We invest in oil and gas minerals in proven oil and gas shale basins. After that, we mature the mineral assets over set time-frame. Then, we liquidate part of all of the mineral assets when the time is right.
As a result, investors own the actual oil and gas that is desired by major exploration and production companies. Above all, investors receive preservation of capital, and cash flow from the oil and gas minerals sold.
We work with high net worth investors and investment companies that want to build a strong energy portfolio.
Eckard is focused on Aggregating undervalued assets, Maturating the assets over time, and Liquidating at the right time.
The “AML”strategy is a product of 34 years of personally investing and managing wealthy investor portfolios in energy. Fragmented industries void of a centralized market creates market chaos, that chaos creates opportunity. This approach to investment opportunities has been at the core of Eckard Enterprises since the beginning.

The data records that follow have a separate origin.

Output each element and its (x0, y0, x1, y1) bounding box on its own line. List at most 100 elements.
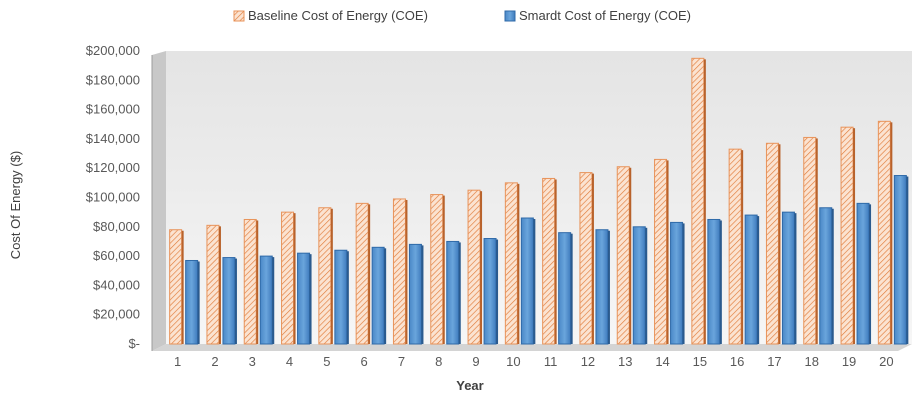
bar-baseline-shade-year-13 (629, 167, 632, 344)
bar-smardt-year-9 (483, 238, 497, 345)
x-tick-label-year-7: 7 (398, 354, 405, 369)
bar-baseline-shade-year-3 (256, 220, 259, 344)
y-tick-label: $20,000 (93, 307, 140, 322)
bar-smardt-year-13 (632, 226, 646, 345)
bar-smardt-shade-year-9 (496, 239, 499, 344)
x-tick-label-year-1: 1 (174, 354, 181, 369)
bar-smardt-year-5 (334, 249, 348, 345)
y-tick-label: $140,000 (86, 131, 140, 146)
x-tick-label-year-18: 18 (805, 354, 819, 369)
bar-baseline-year-11 (542, 177, 556, 345)
bar-smardt-year-16 (744, 214, 758, 345)
bar-smardt-year-2 (222, 257, 236, 345)
bar-baseline-year-2 (206, 224, 220, 345)
bar-baseline-shade-year-1 (181, 230, 184, 344)
legend: Baseline Cost of Energy (COE) Smardt Cost… (233, 8, 691, 23)
y-tick-label: $80,000 (93, 219, 140, 234)
bar-baseline-year-1 (169, 229, 183, 345)
bar-baseline-shade-year-9 (480, 191, 483, 344)
bar-baseline-shade-year-17 (778, 144, 781, 344)
x-tick-label-year-20: 20 (879, 354, 893, 369)
x-tick-label-year-3: 3 (249, 354, 256, 369)
legend-swatch-smardt (504, 10, 516, 22)
bar-smardt-year-11 (558, 232, 572, 345)
bar-baseline-shade-year-8 (442, 195, 445, 344)
bar-smardt-year-1 (185, 259, 199, 345)
bar-baseline-year-8 (430, 194, 444, 345)
bar-baseline-year-17 (765, 142, 779, 345)
bar-smardt-shade-year-5 (346, 251, 349, 344)
x-tick-label-year-12: 12 (581, 354, 595, 369)
bar-smardt-shade-year-3 (272, 257, 275, 344)
y-tick-label: $40,000 (93, 277, 140, 292)
bar-baseline-shade-year-2 (218, 226, 221, 344)
bar-baseline-shade-year-19 (853, 128, 856, 344)
bar-smardt-year-20 (893, 175, 907, 345)
x-axis-title: Year (456, 378, 483, 393)
bar-smardt-shade-year-17 (794, 213, 797, 344)
bar-baseline-shade-year-12 (591, 173, 594, 344)
bar-baseline-shade-year-18 (815, 138, 818, 344)
bar-smardt-year-3 (259, 255, 273, 345)
y-tick-label: $120,000 (86, 160, 140, 175)
legend-swatch-baseline (233, 10, 245, 22)
bar-smardt-year-18 (819, 207, 833, 345)
bar-baseline-year-18 (803, 136, 817, 345)
bar-baseline-year-13 (616, 166, 630, 345)
bar-smardt-shade-year-12 (607, 230, 610, 344)
bar-smardt-shade-year-19 (869, 204, 872, 344)
bar-smardt-shade-year-1 (197, 261, 200, 344)
bar-smardt-shade-year-20 (906, 176, 909, 344)
bar-smardt-shade-year-18 (831, 208, 834, 344)
bar-smardt-shade-year-2 (234, 258, 237, 344)
y-tick-label: $180,000 (86, 72, 140, 87)
bar-smardt-year-4 (297, 252, 311, 345)
bar-smardt-year-12 (595, 229, 609, 345)
legend-label-baseline: Baseline Cost of Energy (COE) (248, 8, 428, 23)
plot-area (152, 51, 912, 351)
y-axis-title: Cost Of Energy ($) (8, 151, 23, 259)
y-tick-label: $100,000 (86, 190, 140, 205)
x-tick-label-year-9: 9 (472, 354, 479, 369)
bar-smardt-year-15 (707, 218, 721, 345)
bar-smardt-shade-year-10 (533, 219, 536, 344)
bar-baseline-year-4 (281, 211, 295, 345)
bar-baseline-shade-year-20 (890, 122, 893, 344)
bar-smardt-year-14 (670, 221, 684, 345)
y-tick-label: $60,000 (93, 248, 140, 263)
bar-smardt-year-17 (781, 211, 795, 345)
y-tick-label: $200,000 (86, 43, 140, 58)
x-tick-label-year-14: 14 (655, 354, 669, 369)
legend-label-smardt: Smardt Cost of Energy (COE) (519, 8, 691, 23)
x-tick-label-year-13: 13 (618, 354, 632, 369)
bar-baseline-shade-year-4 (293, 213, 296, 344)
bar-smardt-year-10 (520, 217, 534, 345)
bar-smardt-year-7 (408, 243, 422, 345)
bar-smardt-shade-year-11 (570, 233, 573, 344)
bar-baseline-year-16 (728, 148, 742, 345)
x-tick-label-year-10: 10 (506, 354, 520, 369)
bar-baseline-year-5 (318, 207, 332, 345)
plot-side-wall (152, 51, 166, 351)
bar-smardt-shade-year-15 (719, 220, 722, 344)
bar-baseline-year-7 (392, 198, 406, 345)
x-tick-label-year-17: 17 (767, 354, 781, 369)
x-tick-label-year-15: 15 (693, 354, 707, 369)
x-tick-label-year-5: 5 (323, 354, 330, 369)
bar-baseline-year-19 (840, 126, 854, 345)
bar-smardt-shade-year-4 (309, 254, 312, 344)
bar-baseline-shade-year-5 (330, 208, 333, 344)
bar-baseline-shade-year-11 (554, 179, 557, 344)
bar-smardt-year-6 (371, 246, 385, 345)
bar-baseline-shade-year-6 (368, 204, 371, 344)
bar-baseline-year-10 (504, 182, 518, 345)
x-tick-label-year-11: 11 (544, 354, 558, 369)
bar-baseline-year-9 (467, 189, 481, 345)
plot-back-wall (166, 51, 912, 344)
bar-baseline-shade-year-15 (703, 59, 706, 344)
x-tick-label-year-6: 6 (361, 354, 368, 369)
bar-baseline-year-20 (877, 120, 891, 345)
x-tick-label-year-8: 8 (435, 354, 442, 369)
y-tick-label: $- (128, 336, 140, 351)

Focusing on smaller assets of similar class, characteristics, and market unity helps create a large basket of undervalued assets. Big equity players do not seek, or invest in, asset “crumbs.”You need major grouping of assets that can move your financial needle. We believe that inexperienced mineral owners will sell for less in a macro market, while Eckard is able to manage and profit from successfully negotiated deals with more favorable terms for our partners.

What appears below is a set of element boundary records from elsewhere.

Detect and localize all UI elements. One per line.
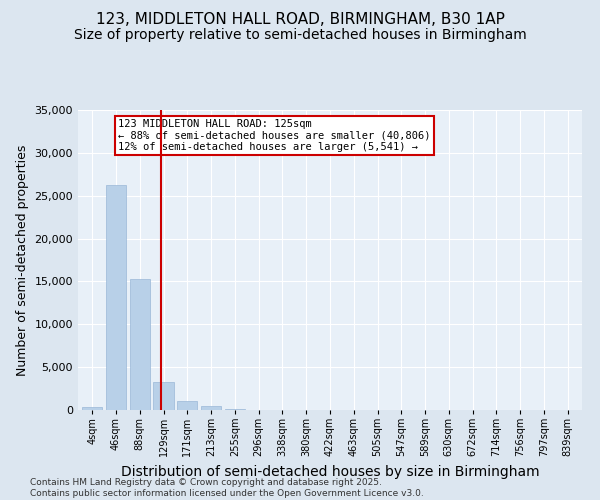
Text: 123, MIDDLETON HALL ROAD, BIRMINGHAM, B30 1AP: 123, MIDDLETON HALL ROAD, BIRMINGHAM, B3… (95, 12, 505, 28)
Bar (106, 184, 126, 410)
Bar (177, 401, 197, 410)
Y-axis label: Number of semi-detached properties: Number of semi-detached properties (16, 144, 29, 376)
Bar (130, 279, 150, 410)
Text: 123 MIDDLETON HALL ROAD: 125sqm
← 88% of semi-detached houses are smaller (40,80: 123 MIDDLETON HALL ROAD: 125sqm ← 88% of… (118, 119, 431, 152)
X-axis label: Distribution of semi-detached houses by size in Birmingham: Distribution of semi-detached houses by … (121, 465, 539, 479)
Bar (201, 406, 221, 410)
Bar (154, 382, 173, 410)
Text: Size of property relative to semi-detached houses in Birmingham: Size of property relative to semi-detach… (74, 28, 526, 42)
Bar (82, 406, 103, 410)
Text: Contains HM Land Registry data © Crown copyright and database right 2025.
Contai: Contains HM Land Registry data © Crown c… (30, 478, 424, 498)
Bar (225, 408, 245, 410)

We are buying bags of seeds. Eckard is acquiring under-matured or pre-developed assets, that given proper management, capital for growth, and time, can turn those same assets into a value basis worth multiples of what they were originally valued. Eckard sees the growth period being between 48-60 months. This allows for market shifts, maximum tax advantages, reduction of investment basis via cash flow, and increases in value through development. It’s like watching germinated seeds being planted, knowing one day the future fruit will be substantial in terms of value and financial rewards.
No one wants to sell the race horse when it’s winning. Troy’s experience has shown him that every asset has a reasonable maturity date and once that time comes, the best plan is to sell when the market is ripe for a prudent exit to capture maximum values. This allows us to maximize our hand, minimize financial downsides, and re-capitalize each of our accounts at the beginning of a new opportunity cycle.